Jeneba Kanneh-MasonJeneba Kanneh-Mason: Fantasie (Sony)

Here’s a well-programmed piano recital, Jeneba Kanneh-Mason’s desire “to open with a big work” giving us an unusually mature and probing account of Chopin’s Piano Sonata No. 2. I like her sober take on the ubiquitous third movement funeral march, and the closing “Presto” unsettles as it should, the final minor chord like a punch in the stomach. It’s followed by a contrasting pair of Chopin’s Op. 27 Nocturnes, No. 1’s crepuscular C sharp minor the perfect prelude to No. 2’s airy D flat. All very good so far, but I was especially interested to hear the rarities on the album. Florence Price’s Fantasie nègre is an intriguing work, Price’s heady romanticism frequently swamping the spiritual “Sinner, Please Don’t Let This Harvest Pass”. Margaret Bonds’s jazz-tinged Troubled Water is a treat, its various ingredients blending more smoothly. Kanneh-Mason’s rhythmic energy is winning, and she follows it with a sweetly understated account of William Grant Still’s “Summerland”, played as if it’s being improvised on the hoof.

Debussy’s “La fille aux cheveux de lin” and “Bruyères” sound well.
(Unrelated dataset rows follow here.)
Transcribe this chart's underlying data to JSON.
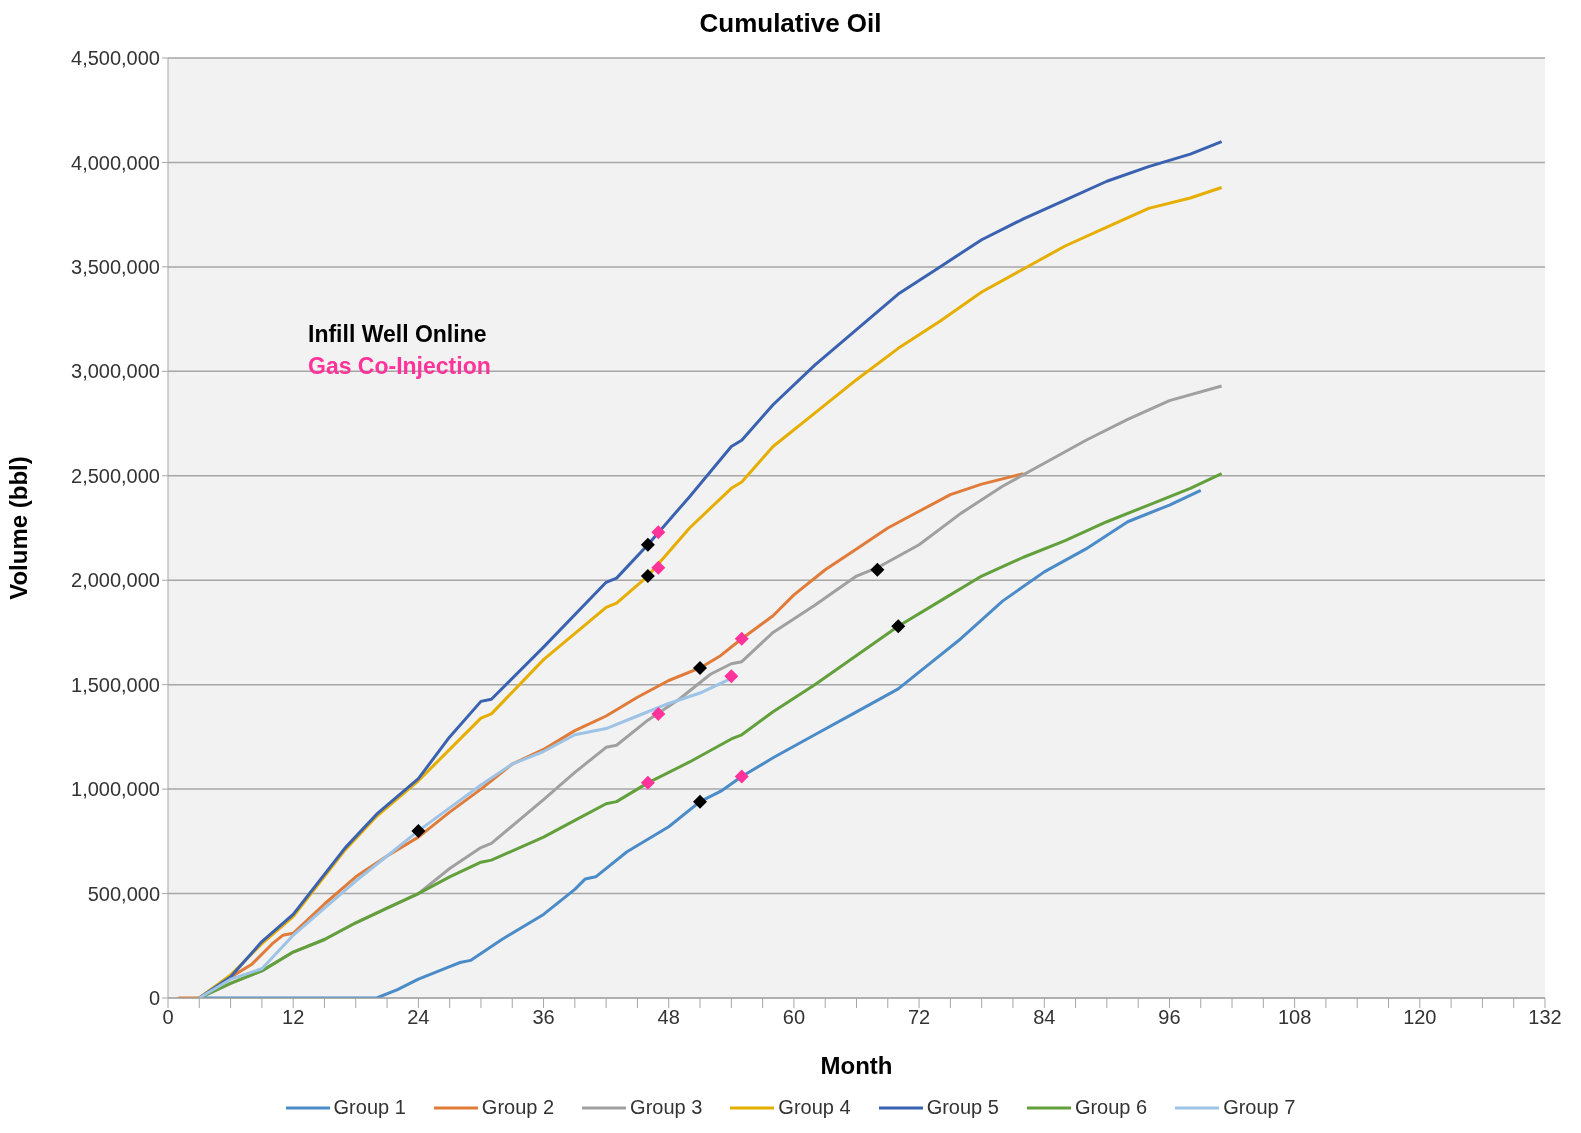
{
  "chart_data": {
    "type": "line",
    "title": "Cumulative Oil",
    "xlabel": "Month",
    "ylabel": "Volume (bbl)",
    "xlim": [
      0,
      132
    ],
    "xticks": [
      0,
      {
        "value": 3,
        "label": null
      },
      {
        "value": 6,
        "label": null
      },
      {
        "value": 9,
        "label": null
      },
      12,
      {
        "value": 15,
        "label": null
      },
      {
        "value": 18,
        "label": null
      },
      {
        "value": 21,
        "label": null
      },
      24,
      {
        "value": 27,
        "label": null
      },
      {
        "value": 30,
        "label": null
      },
      {
        "value": 33,
        "label": null
      },
      36,
      {
        "value": 39,
        "label": null
      },
      {
        "value": 42,
        "label": null
      },
      {
        "value": 45,
        "label": null
      },
      48,
      {
        "value": 51,
        "label": null
      },
      {
        "value": 54,
        "label": null
      },
      {
        "value": 57,
        "label": null
      },
      60,
      {
        "value": 63,
        "label": null
      },
      {
        "value": 66,
        "label": null
      },
      {
        "value": 69,
        "label": null
      },
      72,
      {
        "value": 75,
        "label": null
      },
      {
        "value": 78,
        "label": null
      },
      {
        "value": 81,
        "label": null
      },
      84,
      {
        "value": 87,
        "label": null
      },
      {
        "value": 90,
        "label": null
      },
      {
        "value": 93,
        "label": null
      },
      96,
      {
        "value": 99,
        "label": null
      },
      {
        "value": 102,
        "label": null
      },
      {
        "value": 105,
        "label": null
      },
      108,
      {
        "value": 111,
        "label": null
      },
      {
        "value": 114,
        "label": null
      },
      {
        "value": 117,
        "label": null
      },
      120,
      {
        "value": 123,
        "label": null
      },
      {
        "value": 126,
        "label": null
      },
      {
        "value": 129,
        "label": null
      },
      132
    ],
    "ylim": [
      0,
      4500000
    ],
    "yticks": [
      0,
      {
        "value": 500000,
        "label": "500,000"
      },
      {
        "value": 1000000,
        "label": "1,000,000"
      },
      {
        "value": 1500000,
        "label": "1,500,000"
      },
      {
        "value": 2000000,
        "label": "2,000,000"
      },
      {
        "value": 2500000,
        "label": "2,500,000"
      },
      {
        "value": 3000000,
        "label": "3,000,000"
      },
      {
        "value": 3500000,
        "label": "3,500,000"
      },
      {
        "value": 4000000,
        "label": "4,000,000"
      },
      {
        "value": 4500000,
        "label": "4,500,000"
      }
    ],
    "grid": "y",
    "legend": "bottom",
    "marker": "none",
    "line_style": "solid",
    "series": [
      {
        "name": "Group 1",
        "color": "#4a8bc8",
        "x": [
          3,
          20,
          22,
          24,
          27,
          28,
          29,
          32,
          36,
          39,
          40,
          41,
          44,
          48,
          51,
          53,
          55,
          58,
          62,
          66,
          70,
          72,
          76,
          80,
          84,
          88,
          92,
          96,
          99
        ],
        "values": [
          0,
          0,
          40000,
          90000,
          150000,
          170000,
          180000,
          280000,
          400000,
          520000,
          570000,
          580000,
          700000,
          820000,
          940000,
          990000,
          1060000,
          1150000,
          1260000,
          1370000,
          1480000,
          1560000,
          1720000,
          1900000,
          2040000,
          2150000,
          2280000,
          2360000,
          2430000
        ]
      },
      {
        "name": "Group 2",
        "color": "#e07b39",
        "x": [
          1,
          3,
          6,
          8,
          10,
          11,
          12,
          15,
          18,
          21,
          24,
          27,
          30,
          33,
          36,
          39,
          42,
          45,
          48,
          51,
          53,
          55,
          58,
          60,
          63,
          66,
          69,
          72,
          75,
          78,
          82
        ],
        "values": [
          0,
          0,
          100000,
          160000,
          260000,
          300000,
          310000,
          450000,
          580000,
          680000,
          770000,
          890000,
          1000000,
          1120000,
          1190000,
          1280000,
          1350000,
          1440000,
          1520000,
          1580000,
          1640000,
          1720000,
          1830000,
          1930000,
          2050000,
          2150000,
          2250000,
          2330000,
          2410000,
          2460000,
          2510000
        ]
      },
      {
        "name": "Group 3",
        "color": "#a0a0a0",
        "x": [
          3,
          6,
          9,
          12,
          15,
          18,
          21,
          24,
          27,
          30,
          31,
          36,
          39,
          42,
          43,
          46,
          49,
          52,
          54,
          55,
          58,
          62,
          66,
          68,
          72,
          76,
          80,
          84,
          88,
          92,
          96,
          101
        ],
        "values": [
          0,
          70000,
          130000,
          220000,
          280000,
          360000,
          430000,
          500000,
          620000,
          720000,
          740000,
          950000,
          1080000,
          1200000,
          1210000,
          1330000,
          1430000,
          1550000,
          1600000,
          1610000,
          1750000,
          1880000,
          2020000,
          2060000,
          2170000,
          2320000,
          2450000,
          2560000,
          2670000,
          2770000,
          2860000,
          2930000
        ]
      },
      {
        "name": "Group 4",
        "color": "#e6ae00",
        "x": [
          3,
          6,
          9,
          12,
          17,
          20,
          24,
          30,
          31,
          36,
          42,
          43,
          46,
          50,
          54,
          55,
          58,
          62,
          66,
          70,
          74,
          78,
          82,
          86,
          90,
          94,
          98,
          101
        ],
        "values": [
          0,
          110000,
          260000,
          390000,
          710000,
          870000,
          1040000,
          1340000,
          1360000,
          1620000,
          1870000,
          1890000,
          2020000,
          2250000,
          2440000,
          2470000,
          2640000,
          2800000,
          2960000,
          3110000,
          3240000,
          3380000,
          3490000,
          3600000,
          3690000,
          3780000,
          3830000,
          3880000
        ]
      },
      {
        "name": "Group 5",
        "color": "#3a62b0",
        "x": [
          3,
          6,
          9,
          12,
          17,
          20,
          24,
          27,
          30,
          31,
          36,
          42,
          43,
          46,
          50,
          54,
          55,
          58,
          62,
          66,
          70,
          74,
          78,
          82,
          86,
          90,
          94,
          98,
          101
        ],
        "values": [
          0,
          100000,
          270000,
          400000,
          720000,
          880000,
          1050000,
          1250000,
          1420000,
          1430000,
          1680000,
          1990000,
          2010000,
          2170000,
          2400000,
          2640000,
          2670000,
          2840000,
          3030000,
          3200000,
          3370000,
          3500000,
          3630000,
          3730000,
          3820000,
          3910000,
          3980000,
          4040000,
          4100000
        ]
      },
      {
        "name": "Group 6",
        "color": "#62a03c",
        "x": [
          3,
          6,
          9,
          12,
          15,
          18,
          21,
          24,
          27,
          30,
          31,
          36,
          39,
          42,
          43,
          46,
          50,
          54,
          55,
          58,
          62,
          66,
          70,
          74,
          78,
          82,
          86,
          90,
          94,
          98,
          101
        ],
        "values": [
          0,
          70000,
          130000,
          220000,
          280000,
          360000,
          430000,
          500000,
          580000,
          650000,
          660000,
          770000,
          850000,
          930000,
          940000,
          1030000,
          1130000,
          1240000,
          1260000,
          1370000,
          1500000,
          1640000,
          1780000,
          1900000,
          2020000,
          2110000,
          2190000,
          2280000,
          2360000,
          2440000,
          2510000
        ]
      },
      {
        "name": "Group 7",
        "color": "#9dc3e6",
        "x": [
          3,
          6,
          9,
          12,
          15,
          18,
          21,
          24,
          27,
          30,
          33,
          36,
          39,
          42,
          45,
          48,
          51,
          54
        ],
        "values": [
          0,
          90000,
          140000,
          300000,
          430000,
          560000,
          680000,
          800000,
          910000,
          1020000,
          1120000,
          1180000,
          1260000,
          1290000,
          1350000,
          1410000,
          1460000,
          1530000
        ]
      },
      {
        "name": "Infill Well Online",
        "type": "scatter",
        "marker": "diamond",
        "color": "#000000",
        "x": [
          24,
          46,
          46,
          51,
          51,
          68,
          70
        ],
        "values": [
          800000,
          2170000,
          2020000,
          1580000,
          940000,
          2050000,
          1780000
        ]
      },
      {
        "name": "Gas Co-Injection",
        "type": "scatter",
        "marker": "diamond",
        "color": "#ff3399",
        "x": [
          47,
          47,
          47,
          46,
          55,
          54,
          55
        ],
        "values": [
          2230000,
          2060000,
          1360000,
          1030000,
          1720000,
          1540000,
          1060000
        ]
      }
    ]
  }
}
Two early preludes by Scriabin look backwards to Chopin; his Op.9 Sonata No. 2 is more forward-looking, packing so much into just 11 minutes. The brief second movement is exciting here, Kanneh-Mason impressive in the final pages. An impressive debut, beautifully recorded.

Antoine PreatAntoine Préat: All That Surrounds Us (Naïve)
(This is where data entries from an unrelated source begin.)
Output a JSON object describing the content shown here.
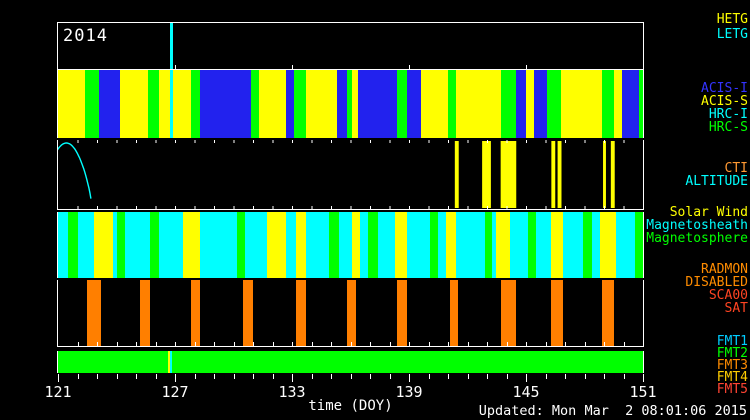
{
  "title_year": "2014",
  "updated": "Updated: Mon Mar  2 08:01:06 2015",
  "colors": {
    "yellow": "#ffff00",
    "green": "#00ff00",
    "blue": "#2222ee",
    "cyan": "#00ffff",
    "orange": "#ff7f00",
    "white": "#ffffff"
  },
  "chart_data": {
    "type": "timeline",
    "title": "Chandra observing schedule timeline, year 2014, DOY 121-151",
    "xlabel": "time (DOY)",
    "x_range": [
      121,
      151
    ],
    "x_major_ticks": [
      121,
      127,
      133,
      139,
      145,
      151
    ],
    "x_minor_step": 1,
    "bands": [
      {
        "id": "gratings",
        "labels": [
          {
            "text": "HETG",
            "color": "#ffff00"
          },
          {
            "text": "LETG",
            "color": "#00ffff"
          }
        ],
        "segments": [
          {
            "start": 126.72,
            "end": 126.88,
            "color": "cyan",
            "meaning": "LETG"
          }
        ]
      },
      {
        "id": "instruments",
        "labels": [
          {
            "text": "ACIS-I",
            "color": "#3333ff"
          },
          {
            "text": "ACIS-S",
            "color": "#ffff00"
          },
          {
            "text": "HRC-I",
            "color": "#00ffff"
          },
          {
            "text": "HRC-S",
            "color": "#00ff00"
          }
        ],
        "segments": [
          {
            "start": 121.0,
            "end": 122.4,
            "color": "yellow"
          },
          {
            "start": 122.4,
            "end": 123.1,
            "color": "green"
          },
          {
            "start": 123.1,
            "end": 124.2,
            "color": "blue"
          },
          {
            "start": 124.2,
            "end": 125.6,
            "color": "yellow"
          },
          {
            "start": 125.6,
            "end": 126.2,
            "color": "green"
          },
          {
            "start": 126.2,
            "end": 126.72,
            "color": "yellow"
          },
          {
            "start": 126.72,
            "end": 126.88,
            "color": "cyan"
          },
          {
            "start": 126.88,
            "end": 127.8,
            "color": "yellow"
          },
          {
            "start": 127.8,
            "end": 128.3,
            "color": "green"
          },
          {
            "start": 128.3,
            "end": 130.9,
            "color": "blue"
          },
          {
            "start": 130.9,
            "end": 131.3,
            "color": "green"
          },
          {
            "start": 131.3,
            "end": 132.7,
            "color": "yellow"
          },
          {
            "start": 132.7,
            "end": 133.1,
            "color": "blue"
          },
          {
            "start": 133.1,
            "end": 133.7,
            "color": "green"
          },
          {
            "start": 133.7,
            "end": 135.3,
            "color": "yellow"
          },
          {
            "start": 135.3,
            "end": 135.8,
            "color": "blue"
          },
          {
            "start": 135.8,
            "end": 136.1,
            "color": "green"
          },
          {
            "start": 136.1,
            "end": 136.4,
            "color": "yellow"
          },
          {
            "start": 136.4,
            "end": 138.4,
            "color": "blue"
          },
          {
            "start": 138.4,
            "end": 138.9,
            "color": "green"
          },
          {
            "start": 138.9,
            "end": 139.6,
            "color": "blue"
          },
          {
            "start": 139.6,
            "end": 141.0,
            "color": "yellow"
          },
          {
            "start": 141.0,
            "end": 141.4,
            "color": "green"
          },
          {
            "start": 141.4,
            "end": 143.7,
            "color": "yellow"
          },
          {
            "start": 143.7,
            "end": 144.5,
            "color": "green"
          },
          {
            "start": 144.5,
            "end": 145.0,
            "color": "blue"
          },
          {
            "start": 145.0,
            "end": 145.4,
            "color": "yellow"
          },
          {
            "start": 145.4,
            "end": 146.1,
            "color": "blue"
          },
          {
            "start": 146.1,
            "end": 146.8,
            "color": "green"
          },
          {
            "start": 146.8,
            "end": 148.9,
            "color": "yellow"
          },
          {
            "start": 148.9,
            "end": 149.5,
            "color": "green"
          },
          {
            "start": 149.5,
            "end": 149.9,
            "color": "yellow"
          },
          {
            "start": 149.9,
            "end": 150.8,
            "color": "blue"
          },
          {
            "start": 150.8,
            "end": 151.0,
            "color": "green"
          }
        ]
      },
      {
        "id": "orbit",
        "labels": [
          {
            "text": "CTI",
            "color": "#ff9933"
          },
          {
            "text": "ALTITUDE",
            "color": "#00ffff"
          }
        ],
        "curve_color": "#00ffff",
        "perigee_days": [
          122.74,
          125.41,
          128.03,
          130.64,
          133.31,
          135.92,
          138.59,
          141.21,
          143.87,
          146.49,
          149.15
        ],
        "orbit_period_days": 2.62,
        "cti_bars": [
          {
            "start": 141.35,
            "end": 141.55,
            "color": "yellow"
          },
          {
            "start": 142.75,
            "end": 143.2,
            "color": "yellow"
          },
          {
            "start": 143.7,
            "end": 144.5,
            "color": "yellow"
          },
          {
            "start": 146.3,
            "end": 146.5,
            "color": "yellow"
          },
          {
            "start": 146.62,
            "end": 146.82,
            "color": "yellow"
          },
          {
            "start": 148.95,
            "end": 149.1,
            "color": "yellow"
          },
          {
            "start": 149.35,
            "end": 149.55,
            "color": "yellow"
          }
        ]
      },
      {
        "id": "solar-wind-region",
        "labels": [
          {
            "text": "Solar Wind",
            "color": "#ffff00"
          },
          {
            "text": "Magnetosheath",
            "color": "#00ffff"
          },
          {
            "text": "Magnetosphere",
            "color": "#00ff00"
          }
        ],
        "base_color": "cyan",
        "stripes": [
          {
            "start": 121.5,
            "end": 122.0,
            "color": "green"
          },
          {
            "start": 122.85,
            "end": 123.8,
            "color": "yellow"
          },
          {
            "start": 124.05,
            "end": 124.45,
            "color": "green"
          },
          {
            "start": 125.7,
            "end": 126.2,
            "color": "green"
          },
          {
            "start": 127.4,
            "end": 128.3,
            "color": "yellow"
          },
          {
            "start": 130.2,
            "end": 130.6,
            "color": "green"
          },
          {
            "start": 131.7,
            "end": 132.7,
            "color": "yellow"
          },
          {
            "start": 133.2,
            "end": 133.7,
            "color": "yellow"
          },
          {
            "start": 134.9,
            "end": 135.4,
            "color": "green"
          },
          {
            "start": 136.1,
            "end": 136.5,
            "color": "yellow"
          },
          {
            "start": 136.9,
            "end": 137.4,
            "color": "green"
          },
          {
            "start": 138.3,
            "end": 138.9,
            "color": "yellow"
          },
          {
            "start": 140.1,
            "end": 140.5,
            "color": "green"
          },
          {
            "start": 140.9,
            "end": 141.4,
            "color": "yellow"
          },
          {
            "start": 142.9,
            "end": 143.25,
            "color": "green"
          },
          {
            "start": 143.45,
            "end": 144.2,
            "color": "yellow"
          },
          {
            "start": 145.1,
            "end": 145.5,
            "color": "green"
          },
          {
            "start": 146.3,
            "end": 146.9,
            "color": "yellow"
          },
          {
            "start": 147.9,
            "end": 148.4,
            "color": "green"
          },
          {
            "start": 148.8,
            "end": 149.6,
            "color": "yellow"
          },
          {
            "start": 150.6,
            "end": 151.0,
            "color": "green"
          }
        ]
      },
      {
        "id": "radmon",
        "labels": [
          {
            "text": "RADMON",
            "color": "#ff8c00"
          },
          {
            "text": "DISABLED",
            "color": "#ff8c00"
          },
          {
            "text": "SCA00",
            "color": "#ff4422"
          },
          {
            "text": "SAT",
            "color": "#ff4422"
          }
        ],
        "bar_color": "orange",
        "bars": [
          {
            "start": 122.5,
            "end": 123.2
          },
          {
            "start": 125.2,
            "end": 125.7
          },
          {
            "start": 127.8,
            "end": 128.3
          },
          {
            "start": 130.5,
            "end": 131.0
          },
          {
            "start": 133.2,
            "end": 133.7
          },
          {
            "start": 135.8,
            "end": 136.3
          },
          {
            "start": 138.4,
            "end": 138.9
          },
          {
            "start": 141.1,
            "end": 141.5
          },
          {
            "start": 143.7,
            "end": 144.5
          },
          {
            "start": 146.3,
            "end": 146.9
          },
          {
            "start": 148.9,
            "end": 149.5
          }
        ]
      },
      {
        "id": "fmt",
        "labels": [
          {
            "text": "FMT1",
            "color": "#00ccff"
          },
          {
            "text": "FMT2",
            "color": "#00ff00"
          },
          {
            "text": "FMT3",
            "color": "#ff8c00"
          },
          {
            "text": "FMT4",
            "color": "#ffcc00"
          },
          {
            "text": "FMT5",
            "color": "#ff4433"
          }
        ],
        "base_color": "green",
        "segments": [
          {
            "start": 126.62,
            "end": 126.72,
            "color": "yellow"
          },
          {
            "start": 126.72,
            "end": 126.85,
            "color": "cyan"
          }
        ]
      }
    ]
  }
}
Franco-Belgian-British pianist Antoine Préat’s first album is a treat, a collection of French music spanning several centuries. Do read the booklet interview between Préat and journalist Pierre-Yves Lascar, the pianist aiming to show “the astonishing diversity of French music” in little over an hour. It’s shocking to learn that non-French concert producers aren’t keen on Gallic programmes (“there won’t be enough contrast…”), rightly pointing out that no one complains when someone programmes an evening of Brahms, Schumann and Beethoven. The oldest music here is Rameau’s Suite No. 2 in G, nine quirkily-titled miniatures which are brilliantly characterised here. It's no surprise to learn that Préat is also a harpsichordist; his "Les Sauvages" et "La Poule" are incredibly vivid, the latter clucking with a vividness recalling Marcelle Meyer's iconic 1950s Rameau set, still available on Erato. Fauré's early 3 romances sans paroles are sublime here, the A flat "Andante moderato" unfolding with real grace.

We get the first and second volumes of Debussy's ImagesPréat’s exceptional ear for colour readily apparent. Book 1's "Hommage à Rameau" is sweetly played, and "Et la lune descend sur le temple qui fut" is otherworldly. Three songs by the contemporary composer Karol Beffa are spread across the disc, Préat accompanying soprano Marie Oppert. Setting texts by Rousseau, Verlaine and Susie Morgenstern, they're exquisite additions to the French chanson tradition. Siloti's piano solo transcription of the first of Ravel's 2 mélodies hébraïques, an evocative slice of 'world music', 1914 style. This is an absorbing anthology, brilliantly played and engineered. Préat is performing in the UK this month, giving recitals in Sunderland, Bristol and Cornwall – full details are on his website.